U.S. equities are being driven by a narrow AI-led rally, with the S&P 500 making new highs while 118 stocks have fallen more than 10% since late February and only 82 stocks are up 10% or more. The article argues that gains are concentrated in AI-heavy names such as Nvidia, Microsoft, and Broadcom, while broader market breadth remains weak. Investors are also watching frothy valuations and upcoming IPO interest in Anthropic and OpenAI.

Analysis

The key setup is not “AI up, everything else down,” but a widening internal market regime where capital is being recycled into a small set of duration-sensitive beneficiaries while the rest of the index loses pricing power.

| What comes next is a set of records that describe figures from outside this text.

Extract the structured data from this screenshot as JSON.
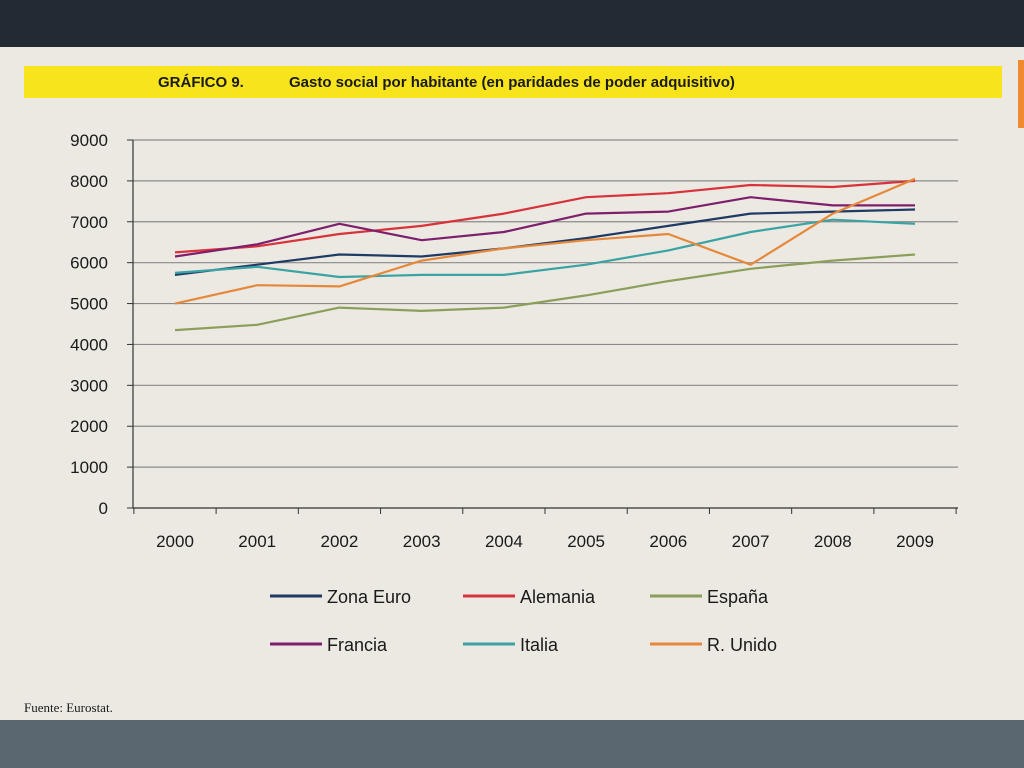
{
  "chart_data": {
    "type": "line",
    "title": "GRÁFICO 9.",
    "subtitle": "Gasto social por habitante (en paridades de poder adquisitivo)",
    "categories": [
      "2000",
      "2001",
      "2002",
      "2003",
      "2004",
      "2005",
      "2006",
      "2007",
      "2008",
      "2009"
    ],
    "yticks": [
      "0",
      "1000",
      "2000",
      "3000",
      "4000",
      "5000",
      "6000",
      "7000",
      "8000",
      "9000"
    ],
    "ylim": [
      0,
      9000
    ],
    "grid": true,
    "legend_position": "bottom",
    "series": [
      {
        "name": "Zona Euro",
        "color": "#1f3a64",
        "values": [
          5700,
          5950,
          6200,
          6150,
          6350,
          6600,
          6900,
          7200,
          7250,
          7300
        ]
      },
      {
        "name": "Alemania",
        "color": "#d8323a",
        "values": [
          6250,
          6400,
          6700,
          6900,
          7200,
          7600,
          7700,
          7900,
          7850,
          8000
        ]
      },
      {
        "name": "España",
        "color": "#8aa05a",
        "values": [
          4350,
          4480,
          4900,
          4820,
          4900,
          5200,
          5550,
          5850,
          6050,
          6200
        ]
      },
      {
        "name": "Francia",
        "color": "#7e1f6e",
        "values": [
          6150,
          6450,
          6950,
          6550,
          6750,
          7200,
          7250,
          7600,
          7400,
          7400
        ]
      },
      {
        "name": "Italia",
        "color": "#3aa3a3",
        "values": [
          5750,
          5900,
          5650,
          5700,
          5700,
          5950,
          6300,
          6750,
          7050,
          6950
        ]
      },
      {
        "name": "R. Unido",
        "color": "#e6883a",
        "values": [
          5000,
          5450,
          5420,
          6050,
          6350,
          6550,
          6700,
          5950,
          7200,
          8050
        ]
      }
    ],
    "source": "Fuente: Eurostat."
  },
  "colors": {
    "title_band": "#f7e41c",
    "gridline": "#8a8a8a",
    "axis": "#333333"
  }
}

That creates a hidden fragility: if rates back up even modestly or AI capex growth decelerates, the group with the longest embedded expectations should de-rate first, and their supply-chain beneficiaries will likely gap down harder than the platform names because they lack recurring software-like margins. The more interesting second-order effect is in enterprise spend allocation. As hyperscalers continue to outspend normalized demand, the market is effectively front-loading 3-5 years of revenue into a handful of infrastructure names; that is supportive near term, but it also raises the odds of a digestion phase once buyers begin demanding proof of monetization rather than compute buildout. In that scenario, the highest-beta semis and networking names usually underperform the megacap platforms by 10-20 percentage points over a 1-2 quarter window. The contrarian point is that this is less a classic bubble than a liquidity concentration trade, which means the first reversal may come from breadth repair rather than an outright collapse in AI names. If defensives and cyclicals stabilize while leadership broadens, the market can keep grinding higher even as the AI complex cools. The actionable question is whether earnings revisions outside AI remain negative for another quarter; if so, the current narrow advance can persist, but the risk/reward of chasing the leaders worsens sharply after each incremental breakout.